The expanded facility will also include the new $4.5M Canada Foundation for Innovation (CFI)-funded Biorefining Research and Innovation Centre. There, researchers will develop and demonstrate the next-generation technologies to convert biomass to clean syngas, hydrogen, renewable natural gas and liquid biofuels, allowing the BDRF to potentially generate electricity as well as heat.

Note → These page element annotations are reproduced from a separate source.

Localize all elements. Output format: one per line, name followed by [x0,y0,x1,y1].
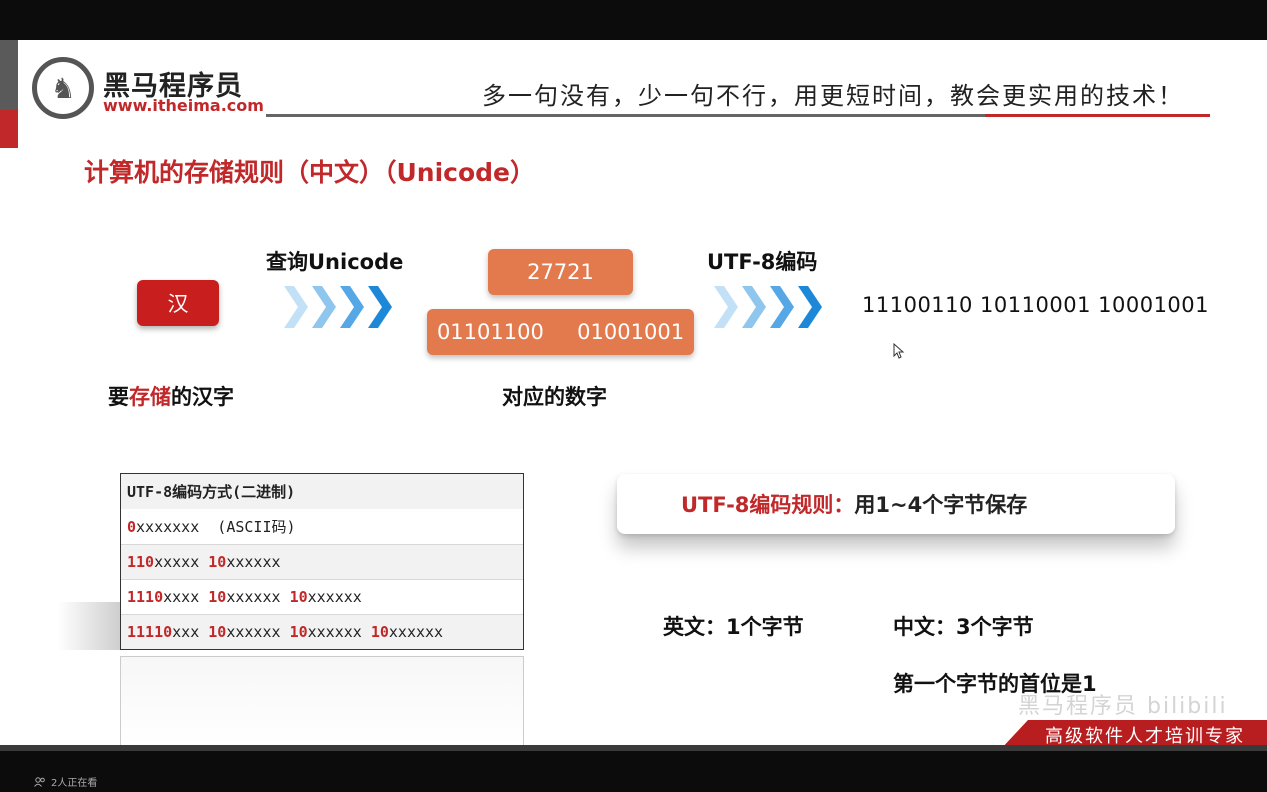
payload-bits: xxxxxx [307,623,371,641]
utf8-rule-panel: UTF-8编码规则： 用1~4个字节保存 [617,474,1175,534]
utf8-encode-label: UTF-8编码 [707,250,818,274]
player-progress-track[interactable] [0,745,1267,751]
payload-bits: xxxxxx [307,588,362,606]
player-bottom-bar [0,745,1267,792]
table-row: 0 xxxxxxx (ASCII码) [121,509,523,544]
table-row: 110 xxxxx 10 xxxxxx [121,544,523,579]
prefix-bits: 110 [127,553,155,571]
payload-bits: xxxxxx [226,553,281,571]
number-label: 对应的数字 [502,385,607,409]
english-bytes-note: 英文：1个字节 [663,615,804,639]
prefix-bits: 10 [289,623,308,641]
prefix-bits: 10 [370,623,389,641]
hanzi-label-prefix: 要 [108,385,129,409]
table-row: 11110 xxx 10 xxxxxx 10 xxxxxx 10 xxxxxx [121,614,523,649]
viewers-icon [34,776,45,787]
table-header: UTF-8编码方式(二进制) [121,474,523,509]
payload-bits: xxxx [163,588,209,606]
chevron-arrow-icon [714,286,822,328]
prefix-bits: 1110 [127,588,164,606]
table-shadow [58,602,124,650]
rule-text: 用1~4个字节保存 [854,493,1028,517]
slide-title: 计算机的存储规则（中文）（Unicode） [84,158,536,187]
rule-highlight: UTF-8编码规则： [681,493,855,517]
header-slogan: 多一句没有，少一句不行，用更短时间，教会更实用的技术！ [482,82,1184,110]
viewers-count: 2人正在看 [51,778,98,789]
horse-logo-icon: ♞ [32,57,94,119]
payload-bits: xxxxxx [226,623,290,641]
video-watermark: 黑马程序员 bilibili [1018,694,1228,719]
hanzi-label-highlight: 存储 [129,385,171,409]
footer-slogan: 高级软件人才培训专家 [1045,726,1245,745]
payload-bits: xxx [172,623,209,641]
hanzi-box: 汉 [137,280,219,326]
binary-value-box: 01101100 01001001 [427,309,694,355]
prefix-bits: 0 [127,517,137,536]
chevron-arrow-icon [284,286,392,328]
table-reflection [120,656,524,745]
cursor-icon [893,343,905,359]
payload-bits: xxxxx [154,553,209,571]
payload-bits: xxxxxxx (ASCII码) [136,518,296,536]
hanzi-label: 要存储的汉字 [108,381,234,411]
prefix-bits: 10 [208,623,227,641]
prefix-bits: 11110 [127,623,173,641]
utf8-encoding-table: UTF-8编码方式(二进制) 0 xxxxxxx (ASCII码) 110 xxxxx… [120,473,524,650]
table-row: 1110 xxxx 10 xxxxxx 10 xxxxxx [121,579,523,614]
utf8-bytes: 11100110 10110001 10001001 [862,293,1210,317]
payload-bits: xxxxxx [226,588,290,606]
left-accent-bar [0,40,18,110]
lookup-unicode-label: 查询Unicode [266,250,404,274]
payload-bits: xxxxxx [388,623,444,641]
prefix-bits: 10 [208,588,227,606]
lecture-slide: ♞ 黑马程序员 www.itheima.com 多一句没有，少一句不行，用更短时… [0,40,1267,745]
header-divider-accent [985,114,1210,117]
hanzi-label-suffix: 的汉字 [171,385,234,409]
prefix-bits: 10 [289,588,308,606]
chinese-bytes-note: 中文：3个字节 [893,615,1034,639]
unicode-value-box: 27721 [488,249,633,295]
table-body: 0 xxxxxxx (ASCII码) 110 xxxxx 10 xxxxxx 1110 xx… [121,509,523,649]
left-accent-bar-red [0,110,18,148]
logo-url: www.itheima.com [103,96,264,115]
viewers-indicator: 2人正在看 [34,774,97,789]
prefix-bits: 10 [208,553,227,571]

David’s team of subject matter experts in energy and utility systems is part of the Facilities group within the Vice-President Finance & Operations portfolio. Their work has been recognized internationally:

“This year, UBC was recognized on the Times Higher Education University Impact rankings as number one in the world for our climate change efforts. The Government of Canada’s investment in the expansion of UBC’s Bioenergy Research & Demonstration Facility will help UBC maintain our global leadership and move us significantly closer to our goal of zero carbon emissions on the UBC Vancouver campus,” says Peter Smailes, Vice-President, Finance & Operations.

David is very interested in expanding the Campus as a Living Laboratory program and hopes faculty researchers will contact him with ideas:

“A lot of researchers on our campus don’t realize that they can take advantage of the opportunities available when working with the operational side of the university,” adds David. The BDRF project highlights how much could be done when faculty and staff work together on pressing sustainability issues.”